“There is no such thing as society” Margaret Thatcher
In a week that saw Veritas’s Robert Kilroy-Silk denounce the “liberal fascism” of multi-culturalism, and Conservative leader Michael Howard continue to press his shamelessly populist agenda on immigration, it is perhaps as good a time as any to try and analyse this ages-old phenomenon. Mr Howard’s decision to employ this approach can be put down to political expediency – Labour and Tory are ideologically almost indistinguishable in 2005, and it is because Labour have themselves moved so far to the right that the Tories must plumb new depths to make themselves appeal.
This explanation does not, however, account for the immense popularity of this sort of rhetoric, which has received a disturbingly warm reception in most quarters. I would submit that this popularity is the result of a grand swindle carried out, consciously and unconsciously, by right-wing populists in our media and political institutions, and the terms of the swindle are as follows: in England, we used to have a society in which people talked to each other, said hello; where people were friendly, and there was very little suspicion or hate in the air. A girl could walk home late at night without fear of being attacked. There was a togetherness – a sense, for want of a better word, of community which no longer exists today, and the clearest cause of this disintegration is immigration.
I would submit that there has indeed been a disintegration of society in the past twenty-five years, but its true causes are ones which the right-wing media would not dare consider. Town & City planning is one example; the Tories’ cost-cutting Housing Subsidies Act of 1954 first paved the way for Council Housing to move away from dignified, good-quality housing to the crumbling, alienating tower blocks we see today; while the best council housing has since been sold off and now leads the “housing boom”, the rest is left behind to create urban ghettos whose only relevance to the lives of middle-class commentators comes in the form of the occasional late-night television documentaries about crime. Their passion for “integration” and “one nation” is alive and well when it comes to talking about immigration, but they are perfectly happy to segregate current citizens – to confine the poor and unemployed to live among themselves, with all the despair and misery this breeds.
In a society that values free market individualism ahead of its children’s physical and mental well-being, it naturally follows that playing fields are sold off to be replaced by supermarket car parks. The seed for this re-alignment of social priorities was sown before Thatcher, during the IMF Crisis of 1976 (see ISD, 02/01/05). The current spawn of so-called “Chavs” (a horrible term employed by middle-class young people, to describe and, essentially, to deride certain working-class children), almost completely consumed by a passive-aggressive individualism and an expensively-instilled faith in multinational corporations (bus stops are good targets for graffiti, but McDonald’s or Allsports rarely get a trashing), are the offspring of Thatcherism. A dignified housing and schooling system might help reverse the disintegration of British society, but the issue is seldom addressed with any real impetus by right-wing populists, be they Labour or Tory.

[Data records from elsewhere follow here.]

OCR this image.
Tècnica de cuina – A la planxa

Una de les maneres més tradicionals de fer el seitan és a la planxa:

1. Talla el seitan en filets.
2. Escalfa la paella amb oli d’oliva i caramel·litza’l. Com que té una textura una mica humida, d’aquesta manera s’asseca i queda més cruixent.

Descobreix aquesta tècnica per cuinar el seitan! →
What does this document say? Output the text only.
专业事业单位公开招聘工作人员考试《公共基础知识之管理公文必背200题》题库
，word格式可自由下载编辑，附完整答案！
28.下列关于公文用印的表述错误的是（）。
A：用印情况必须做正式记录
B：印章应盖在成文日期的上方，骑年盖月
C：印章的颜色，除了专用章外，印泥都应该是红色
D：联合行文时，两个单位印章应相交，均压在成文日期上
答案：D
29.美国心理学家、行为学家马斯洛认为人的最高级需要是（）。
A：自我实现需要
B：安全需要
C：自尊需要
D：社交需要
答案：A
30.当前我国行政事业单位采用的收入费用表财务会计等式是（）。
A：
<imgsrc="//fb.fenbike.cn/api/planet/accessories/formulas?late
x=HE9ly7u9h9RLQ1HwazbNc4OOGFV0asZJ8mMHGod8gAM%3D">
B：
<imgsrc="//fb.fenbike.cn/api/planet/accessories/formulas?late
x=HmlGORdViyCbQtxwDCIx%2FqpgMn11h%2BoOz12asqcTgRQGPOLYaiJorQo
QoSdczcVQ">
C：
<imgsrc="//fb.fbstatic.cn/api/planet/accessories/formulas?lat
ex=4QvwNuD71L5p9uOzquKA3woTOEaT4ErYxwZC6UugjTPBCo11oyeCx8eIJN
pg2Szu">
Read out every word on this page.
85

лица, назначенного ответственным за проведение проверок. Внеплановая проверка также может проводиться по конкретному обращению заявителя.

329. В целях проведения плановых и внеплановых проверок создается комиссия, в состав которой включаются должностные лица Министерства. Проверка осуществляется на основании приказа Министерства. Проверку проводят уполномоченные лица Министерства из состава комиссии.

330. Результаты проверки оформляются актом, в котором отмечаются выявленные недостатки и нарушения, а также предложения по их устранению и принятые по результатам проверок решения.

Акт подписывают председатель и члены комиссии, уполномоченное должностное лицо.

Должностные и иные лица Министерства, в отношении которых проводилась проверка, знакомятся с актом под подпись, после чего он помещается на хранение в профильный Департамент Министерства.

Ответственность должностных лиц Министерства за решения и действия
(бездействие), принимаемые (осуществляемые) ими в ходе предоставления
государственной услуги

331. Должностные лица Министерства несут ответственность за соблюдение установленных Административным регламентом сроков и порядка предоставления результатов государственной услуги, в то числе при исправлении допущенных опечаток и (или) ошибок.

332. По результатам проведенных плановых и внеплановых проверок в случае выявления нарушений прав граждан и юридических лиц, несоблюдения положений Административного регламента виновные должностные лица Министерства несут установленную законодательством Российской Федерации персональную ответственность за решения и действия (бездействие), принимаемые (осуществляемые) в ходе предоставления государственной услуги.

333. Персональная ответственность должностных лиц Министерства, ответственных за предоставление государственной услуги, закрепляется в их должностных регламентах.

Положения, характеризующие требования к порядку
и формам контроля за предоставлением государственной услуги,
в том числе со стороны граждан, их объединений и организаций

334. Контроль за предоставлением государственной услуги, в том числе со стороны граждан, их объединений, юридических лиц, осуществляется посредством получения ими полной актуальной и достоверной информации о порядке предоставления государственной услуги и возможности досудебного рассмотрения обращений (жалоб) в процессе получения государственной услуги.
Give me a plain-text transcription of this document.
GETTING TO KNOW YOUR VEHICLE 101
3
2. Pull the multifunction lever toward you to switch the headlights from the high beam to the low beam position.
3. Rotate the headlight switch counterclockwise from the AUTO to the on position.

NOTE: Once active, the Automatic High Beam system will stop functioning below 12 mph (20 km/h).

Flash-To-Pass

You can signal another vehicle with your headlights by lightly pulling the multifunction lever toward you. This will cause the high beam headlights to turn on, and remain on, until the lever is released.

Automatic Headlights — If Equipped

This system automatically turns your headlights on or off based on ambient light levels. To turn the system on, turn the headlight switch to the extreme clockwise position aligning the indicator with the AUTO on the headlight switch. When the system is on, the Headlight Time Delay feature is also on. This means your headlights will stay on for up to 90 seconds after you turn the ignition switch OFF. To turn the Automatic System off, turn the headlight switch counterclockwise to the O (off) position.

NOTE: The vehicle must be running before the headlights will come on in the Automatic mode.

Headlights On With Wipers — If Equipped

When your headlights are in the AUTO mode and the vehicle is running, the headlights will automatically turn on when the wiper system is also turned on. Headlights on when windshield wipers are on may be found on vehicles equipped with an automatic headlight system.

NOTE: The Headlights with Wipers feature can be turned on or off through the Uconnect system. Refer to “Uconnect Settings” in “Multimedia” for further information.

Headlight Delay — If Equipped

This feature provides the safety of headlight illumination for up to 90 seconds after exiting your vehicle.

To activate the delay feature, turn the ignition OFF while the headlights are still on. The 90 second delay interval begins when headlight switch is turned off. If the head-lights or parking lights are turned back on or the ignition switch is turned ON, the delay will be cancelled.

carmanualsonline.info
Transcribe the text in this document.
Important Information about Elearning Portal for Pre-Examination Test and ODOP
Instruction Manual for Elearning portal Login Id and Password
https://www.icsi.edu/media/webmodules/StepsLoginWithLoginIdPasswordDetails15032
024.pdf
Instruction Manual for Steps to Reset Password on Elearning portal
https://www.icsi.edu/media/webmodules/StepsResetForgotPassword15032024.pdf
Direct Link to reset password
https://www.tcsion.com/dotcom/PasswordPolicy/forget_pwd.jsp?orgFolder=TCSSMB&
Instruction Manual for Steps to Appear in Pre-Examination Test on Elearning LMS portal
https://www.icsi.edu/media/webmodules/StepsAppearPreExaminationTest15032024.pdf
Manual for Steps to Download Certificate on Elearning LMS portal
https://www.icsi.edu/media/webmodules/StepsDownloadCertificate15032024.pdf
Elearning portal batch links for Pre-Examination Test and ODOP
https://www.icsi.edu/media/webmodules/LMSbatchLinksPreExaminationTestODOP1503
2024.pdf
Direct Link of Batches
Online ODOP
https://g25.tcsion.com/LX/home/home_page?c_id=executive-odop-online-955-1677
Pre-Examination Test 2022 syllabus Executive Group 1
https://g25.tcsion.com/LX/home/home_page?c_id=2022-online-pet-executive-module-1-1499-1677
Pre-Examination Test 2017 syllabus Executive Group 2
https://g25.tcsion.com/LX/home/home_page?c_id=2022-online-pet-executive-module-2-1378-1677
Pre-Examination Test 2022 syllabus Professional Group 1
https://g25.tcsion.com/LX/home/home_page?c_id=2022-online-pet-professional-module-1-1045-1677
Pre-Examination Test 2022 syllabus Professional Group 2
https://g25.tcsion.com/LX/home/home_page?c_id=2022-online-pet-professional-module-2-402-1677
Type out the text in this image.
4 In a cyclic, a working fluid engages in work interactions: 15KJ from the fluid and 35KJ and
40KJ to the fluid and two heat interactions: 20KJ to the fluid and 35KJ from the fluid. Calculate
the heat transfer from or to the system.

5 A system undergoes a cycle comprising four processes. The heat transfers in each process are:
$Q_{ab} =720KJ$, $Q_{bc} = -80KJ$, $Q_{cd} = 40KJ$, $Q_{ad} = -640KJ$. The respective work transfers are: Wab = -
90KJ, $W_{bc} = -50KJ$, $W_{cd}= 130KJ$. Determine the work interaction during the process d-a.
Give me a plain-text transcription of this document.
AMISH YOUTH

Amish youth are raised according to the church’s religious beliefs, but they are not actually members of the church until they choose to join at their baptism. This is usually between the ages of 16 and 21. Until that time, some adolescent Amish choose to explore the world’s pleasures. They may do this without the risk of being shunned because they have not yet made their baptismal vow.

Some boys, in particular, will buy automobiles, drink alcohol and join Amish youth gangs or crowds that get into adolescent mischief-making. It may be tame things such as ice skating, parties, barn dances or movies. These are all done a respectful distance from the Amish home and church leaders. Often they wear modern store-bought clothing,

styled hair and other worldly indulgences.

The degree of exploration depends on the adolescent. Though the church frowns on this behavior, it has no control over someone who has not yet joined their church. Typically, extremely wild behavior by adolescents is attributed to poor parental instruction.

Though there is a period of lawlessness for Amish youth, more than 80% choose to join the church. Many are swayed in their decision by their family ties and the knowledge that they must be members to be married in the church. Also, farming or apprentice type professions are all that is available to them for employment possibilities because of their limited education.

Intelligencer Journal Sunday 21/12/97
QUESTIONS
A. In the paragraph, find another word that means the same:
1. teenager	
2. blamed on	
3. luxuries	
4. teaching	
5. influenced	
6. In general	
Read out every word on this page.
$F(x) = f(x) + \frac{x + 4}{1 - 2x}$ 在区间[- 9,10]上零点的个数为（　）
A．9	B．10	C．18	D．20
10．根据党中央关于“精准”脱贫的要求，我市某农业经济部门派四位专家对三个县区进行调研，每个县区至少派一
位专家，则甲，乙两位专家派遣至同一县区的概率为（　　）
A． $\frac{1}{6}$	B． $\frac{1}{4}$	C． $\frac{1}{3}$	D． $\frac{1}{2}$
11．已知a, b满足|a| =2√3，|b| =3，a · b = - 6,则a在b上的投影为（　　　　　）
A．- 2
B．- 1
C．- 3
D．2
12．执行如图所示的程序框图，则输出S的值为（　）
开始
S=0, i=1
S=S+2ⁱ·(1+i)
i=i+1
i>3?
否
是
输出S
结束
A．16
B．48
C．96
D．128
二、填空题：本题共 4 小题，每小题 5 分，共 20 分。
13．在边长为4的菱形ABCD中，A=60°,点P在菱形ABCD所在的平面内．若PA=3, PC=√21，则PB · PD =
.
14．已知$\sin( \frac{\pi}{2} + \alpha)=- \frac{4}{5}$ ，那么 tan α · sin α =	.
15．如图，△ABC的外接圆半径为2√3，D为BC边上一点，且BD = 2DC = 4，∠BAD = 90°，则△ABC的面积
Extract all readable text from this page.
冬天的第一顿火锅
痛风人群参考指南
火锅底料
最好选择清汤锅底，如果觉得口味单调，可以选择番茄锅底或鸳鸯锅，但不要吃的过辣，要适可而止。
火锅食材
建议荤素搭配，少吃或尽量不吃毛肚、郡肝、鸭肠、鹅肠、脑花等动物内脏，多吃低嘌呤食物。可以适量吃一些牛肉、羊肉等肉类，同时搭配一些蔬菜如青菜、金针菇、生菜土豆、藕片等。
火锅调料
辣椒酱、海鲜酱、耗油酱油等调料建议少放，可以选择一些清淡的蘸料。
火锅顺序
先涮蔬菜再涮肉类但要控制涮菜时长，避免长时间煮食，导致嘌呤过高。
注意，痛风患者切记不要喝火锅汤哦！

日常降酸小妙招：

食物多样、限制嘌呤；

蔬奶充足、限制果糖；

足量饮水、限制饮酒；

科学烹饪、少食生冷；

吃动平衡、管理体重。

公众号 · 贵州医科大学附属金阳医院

And there’s a very good reason for this. Within the very strict limits set on public expenditure by the IMF and the City, it is all that Labour and the Tories can do to bicker over public spending budgets which provide at best only a small percentage of the amounts required to really give us the kind of country we can be proud of. Labour tried in 1976, and the City put a stop to it, and the result was the Winter of Discontent, which in turn handed the country to the Tories.
Divisiveness is indeed rife, and it is most successful where it is most subtly disseminated. The distasteful culture of “work do’s”, first conceived of by the Nazis, has meant that people in different lines of work, who nevertheless share common interests, spend even less time together. Children, meanwhile, are the every day targeted by high-intensity marketing campaigns that distort their value system and engrain a sense of American individualism, of quasi-militarist aggressiveness, that sets children against each other from an early age – it would not be an exaggeration to conclude that children today are being fascised more than they are being socialised. Perhaps the least subtle factor is simply the inequality of incomes; the gap between the rich and the poor is greater than it ever was, and this makes a nonsense of all this talk of “one nation” or “one culture”. This sort of talk sounds even cheaper when it comes from the mouths of people who swear by the free market and would never dare take the bold steps necessarily to radically change society in respect of the factors that bring about disintegration and alienation.
So there is the swindle – there are two explanations for why society is in the state it’s in. One explanation is very easy to adopt, and won’t require too much thought. You might even feel a little better about yourself in the process. The other will be more complex, and require more intellectual input on your part; it will take a realisation that a massive, progressive change is needed in our political culture, to take back society. In this situation, the journalists and the broadcasters have an opportunity to make sure both sides are heard, and their intellectual dishonesty in continuing to ignore the true causes of disintegration constitutes a gross dereliction of duty on their part, for which we may all yet pay the price.